The truth is I am flawed and messy. My failings are numerous.
There are the small things like I am terrible at making my bed. I still throw my clothes on the floor when I am getting ready for bed at night. I don’t exercise enough and I rarely eat my vegetables without an internal mother urging me on. I have other flaws that are quite ironic. For instance, I have been known to judge people for being too judgey. And then there are the big ones–the fears, the failures, the neuroses and crazinesses. The ugly parts of myself I wish no one would ever need to see.
There are times when I like to imagine myself on some sort of journey toward self-improvement. I look toward the moment when I will master patience, kindness and compassion fully and glow with some sort of inner knowing. I imagine a clean house, a fashionable wardrobe, a blog that is updated. I dream of a time when I will no longer be afraid of leaping or taking risks and when having figured it all out, everything is effortless. If I only do my lessons, and take each step earnestly I will somehow get to that holy place and I will win some sort of prize or get a tiara or angels will sing. And life will be easy.
Do you ever experience that?
And every time I think I am getting close to that place, the universe will slam me and remind me that there is no there to get to. That each day we simply wake up and do the best we can. Over and over again. Maybe in the process of making so many mistakes or in getting hurt we learn something and emerge wiser, but everything gained leads to new questions, new beginnings.
But these days I am intrigued with the concept of brokenness. And of how those cracks let the light in. I am declaring June a month to reflect on that here.
And I want to hear your stories. Desperately. Send me a note at meg (at) megcasey (dot) com if you have a story to share or leave a link to it in the comments here.
Things have been silent over here while I shift into a new space, a new yin and quiet place. It is a good thing to learn to be receptive. So many ideas run through my brain these days on wonderful things to write about. Fear not, when the time is ripe I will write again. I am not blocked. Just in a silent place.
But one of the joys of being in that yin receptive space is being able to notice, see and express gratitude for all the small and simple things in life. Like a great teacher. So when I saw this post over at PBS Supersisters on their Day of Gratitude I couldn’t resist breaking the silence and posting.
I want to take a few minutes to talk about a teacher who made a huge difference in my son’s life. A tiny Chinese woman who taught Max last year in first grade. Ms Cai. She had a reputation as a strict teacher. To be honest, Max quaked in fear the day he learned he had her for first grade. He had heard she would push him and that scared him. But after the first day of class everything changed. First grade would be a magical year.
Not too long into the school year, Max told me, “Mom, I feel like Ms Cai has been my teacher for a thousand years.” He said it with such earnestness that I knew it to be true. Max’s reading soared in first grade. For one reason and one reason only. Ms Cai believed in him. She told him every day. She told him how smart he was. She told him he could catch up to the kids in the top reading group. She never said things like, “if you try harder” or “if you do more”. Sure she encouraged him to work but she never ever gave him the impression he was lacking anything.

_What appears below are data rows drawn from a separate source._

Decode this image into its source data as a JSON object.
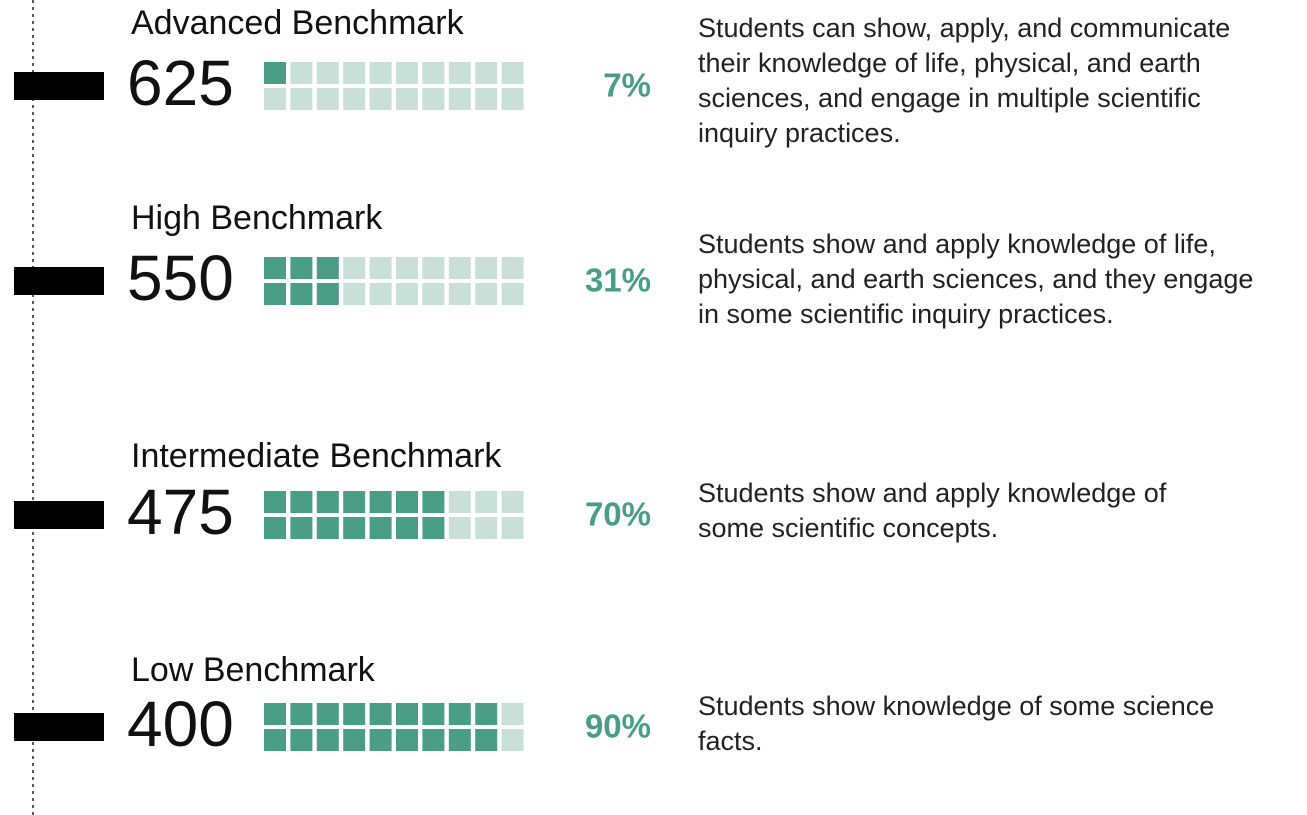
{
  "chart_data": {
    "type": "waffle",
    "categories": [
      "Advanced Benchmark",
      "High Benchmark",
      "Intermediate Benchmark",
      "Low Benchmark"
    ],
    "scores": [
      "625",
      "550",
      "475",
      "400"
    ],
    "values": [
      7,
      31,
      70,
      90
    ],
    "value_labels": [
      "7%",
      "31%",
      "70%",
      "90%"
    ],
    "color": "#4a9e86",
    "empty_color": "#c9e0d8",
    "descriptions": [
      [
        "Students can show, apply, and communicate",
        "their knowledge of life, physical, and earth",
        "sciences, and engage in multiple scientific",
        "inquiry practices."
      ],
      [
        "Students show and apply knowledge of life,",
        "physical, and earth sciences, and they engage",
        "in some scientific inquiry practices."
      ],
      [
        "Students show and apply knowledge of",
        "some scientific concepts."
      ],
      [
        "Students show knowledge of some science",
        "facts."
      ]
    ]
  }
}
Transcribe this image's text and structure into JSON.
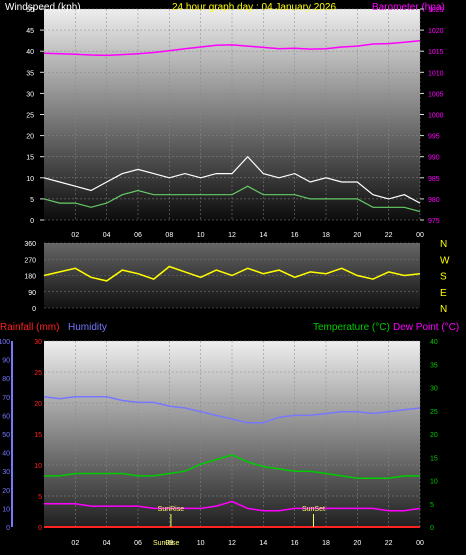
{
  "header": {
    "left_label": "Windspeed (kph)",
    "title": "24 hour graph day : 04 January 2026",
    "right_label": "Barometer (hpa)"
  },
  "colors": {
    "windspeed": "#ffffff",
    "wind_avg": "#66cc66",
    "barometer": "#ff00ff",
    "wind_direction": "#ffff00",
    "rainfall": "#ff2222",
    "humidity": "#7777ff",
    "temperature": "#00cc00",
    "dew_point": "#ff00ff",
    "sun_markers": "#ffff66"
  },
  "chart_data": [
    {
      "type": "line",
      "x_ticks": [
        "02",
        "04",
        "06",
        "08",
        "10",
        "12",
        "14",
        "16",
        "18",
        "20",
        "22",
        "00"
      ],
      "y_left_ticks": [
        "0",
        "5",
        "10",
        "15",
        "20",
        "25",
        "30",
        "35",
        "40",
        "45",
        "50"
      ],
      "y_left_range": [
        0,
        50
      ],
      "y_right_ticks": [
        "975",
        "980",
        "985",
        "990",
        "995",
        "1000",
        "1005",
        "1010",
        "1015",
        "1020",
        "1025"
      ],
      "y_right_range": [
        975,
        1025
      ],
      "series": [
        {
          "name": "Windspeed (kph)",
          "axis": "left",
          "hours": [
            0,
            1,
            2,
            3,
            4,
            5,
            6,
            7,
            8,
            9,
            10,
            11,
            12,
            13,
            14,
            15,
            16,
            17,
            18,
            19,
            20,
            21,
            22,
            23,
            24
          ],
          "values": [
            10,
            9,
            8,
            7,
            9,
            11,
            12,
            11,
            10,
            11,
            10,
            11,
            11,
            15,
            11,
            10,
            11,
            9,
            10,
            9,
            9,
            6,
            5,
            6,
            4
          ]
        },
        {
          "name": "Wind average",
          "axis": "left",
          "hours": [
            0,
            1,
            2,
            3,
            4,
            5,
            6,
            7,
            8,
            9,
            10,
            11,
            12,
            13,
            14,
            15,
            16,
            17,
            18,
            19,
            20,
            21,
            22,
            23,
            24
          ],
          "values": [
            5,
            4,
            4,
            3,
            4,
            6,
            7,
            6,
            6,
            6,
            6,
            6,
            6,
            8,
            6,
            6,
            6,
            5,
            5,
            5,
            5,
            3,
            3,
            3,
            2
          ]
        },
        {
          "name": "Barometer (hpa)",
          "axis": "right",
          "hours": [
            0,
            1,
            2,
            3,
            4,
            5,
            6,
            7,
            8,
            9,
            10,
            11,
            12,
            13,
            14,
            15,
            16,
            17,
            18,
            19,
            20,
            21,
            22,
            23,
            24
          ],
          "values": [
            1014.5,
            1014.4,
            1014.3,
            1014.1,
            1014.0,
            1014.2,
            1014.4,
            1014.7,
            1015.1,
            1015.6,
            1016.0,
            1016.4,
            1016.5,
            1016.2,
            1015.9,
            1015.6,
            1015.7,
            1015.5,
            1015.6,
            1016.0,
            1016.2,
            1016.7,
            1016.8,
            1017.1,
            1017.5
          ]
        }
      ]
    },
    {
      "type": "line",
      "x_ticks": [],
      "y_left_ticks": [
        "0",
        "90",
        "180",
        "270",
        "360"
      ],
      "y_left_range": [
        0,
        360
      ],
      "compass_ticks": [
        "N",
        "W",
        "S",
        "E",
        "N"
      ],
      "series": [
        {
          "name": "Wind direction",
          "axis": "left",
          "hours": [
            0,
            1,
            2,
            3,
            4,
            5,
            6,
            7,
            8,
            9,
            10,
            11,
            12,
            13,
            14,
            15,
            16,
            17,
            18,
            19,
            20,
            21,
            22,
            23,
            24
          ],
          "values": [
            180,
            200,
            220,
            170,
            150,
            210,
            190,
            160,
            230,
            200,
            170,
            210,
            180,
            220,
            190,
            210,
            170,
            200,
            190,
            220,
            180,
            160,
            200,
            180,
            190
          ]
        }
      ]
    },
    {
      "type": "line",
      "header_labels": [
        "Rainfall (mm)",
        "Humidity",
        "Temperature (°C)",
        "Dew Point (°C)"
      ],
      "x_ticks": [
        "02",
        "04",
        "06",
        "08",
        "10",
        "12",
        "14",
        "16",
        "18",
        "20",
        "22",
        "00"
      ],
      "y_left_ticks": [
        "0",
        "10",
        "20",
        "30",
        "40",
        "50",
        "60",
        "70",
        "80",
        "90",
        "100"
      ],
      "y_left_range": [
        0,
        100
      ],
      "y_rain_ticks": [
        "0",
        "5",
        "10",
        "15",
        "20",
        "25",
        "30"
      ],
      "y_rain_range": [
        0,
        30
      ],
      "y_right_ticks": [
        "0",
        "5",
        "10",
        "15",
        "20",
        "25",
        "30",
        "35",
        "40"
      ],
      "y_right_range": [
        0,
        40
      ],
      "annotations": [
        "SunRise",
        "SunSet",
        "SunRise"
      ],
      "series": [
        {
          "name": "Humidity",
          "axis": "left",
          "hours": [
            0,
            1,
            2,
            3,
            4,
            5,
            6,
            7,
            8,
            9,
            10,
            11,
            12,
            13,
            14,
            15,
            16,
            17,
            18,
            19,
            20,
            21,
            22,
            23,
            24
          ],
          "values": [
            70,
            69,
            70,
            70,
            70,
            68,
            67,
            67,
            65,
            64,
            62,
            60,
            58,
            56,
            56,
            59,
            60,
            60,
            61,
            62,
            62,
            61,
            62,
            63,
            64
          ]
        },
        {
          "name": "Temperature (°C)",
          "axis": "right",
          "hours": [
            0,
            1,
            2,
            3,
            4,
            5,
            6,
            7,
            8,
            9,
            10,
            11,
            12,
            13,
            14,
            15,
            16,
            17,
            18,
            19,
            20,
            21,
            22,
            23,
            24
          ],
          "values": [
            11,
            11,
            11.5,
            11.5,
            11.5,
            11.5,
            11,
            11,
            11.5,
            12,
            13.5,
            14.5,
            15.5,
            14,
            13,
            12.5,
            12,
            12,
            11.5,
            11,
            10.5,
            10.5,
            10.5,
            11,
            11
          ]
        },
        {
          "name": "Dew Point (°C)",
          "axis": "right",
          "hours": [
            0,
            1,
            2,
            3,
            4,
            5,
            6,
            7,
            8,
            9,
            10,
            11,
            12,
            13,
            14,
            15,
            16,
            17,
            18,
            19,
            20,
            21,
            22,
            23,
            24
          ],
          "values": [
            5,
            5,
            5,
            4.5,
            4.5,
            4.5,
            4.5,
            4,
            4,
            4,
            4,
            4.5,
            5.5,
            4,
            3.5,
            3.5,
            4,
            4,
            4,
            4,
            4,
            4,
            3.5,
            3.5,
            4
          ]
        },
        {
          "name": "Rainfall (mm)",
          "axis": "rain",
          "hours": [
            0,
            24
          ],
          "values": [
            0,
            0
          ]
        }
      ]
    }
  ]
}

She just said he would learn and grow simply by being himself. His wonderful self. And he did. He rose to her every expectation.
Ms Cai taught Max and his classmates how to give oral presentations, how to stand up with confidence and speak like a pro and give a book report. She taught him how to connect with his audience, how to fake it even if he was scared. She taught him to believe that everything he had to say was fascinating and interesting and something that every child in the room needed to know.
Ms Cai made a big deal out of it when Max defended the new girl on the playground. Even though there was a price to pay, in terms of teasing from the mean kids when he stood up for her, Ms Cai taught him that what he did was not simply “kind” but “heroic” and he never forgot how she made him feel extraordinary for being so brave.
Ms Cai reflected back at Max all the good things he is. She was a mirror for him. He was appreciative, kind, smart, creative, loving and he knew it every day because this powerful tiny loving woman made sure he knew.
This year Max has a wonderful teacher who has opened up a whole new world of literature to him. He is in a reading group of one and there they talk about great books, as well as what he is doing in the school mandated primer. But he still talks about Ms Cai and misses her terribly. He visits when he can. He prays that she will decide to teach 3rd grade next year and that he would be lucky enough to get her. When I ask her what he loves most about Ms Cai he tells me, “She believes in me”. But I think its something even more powerful. She teaches him to believe in himself.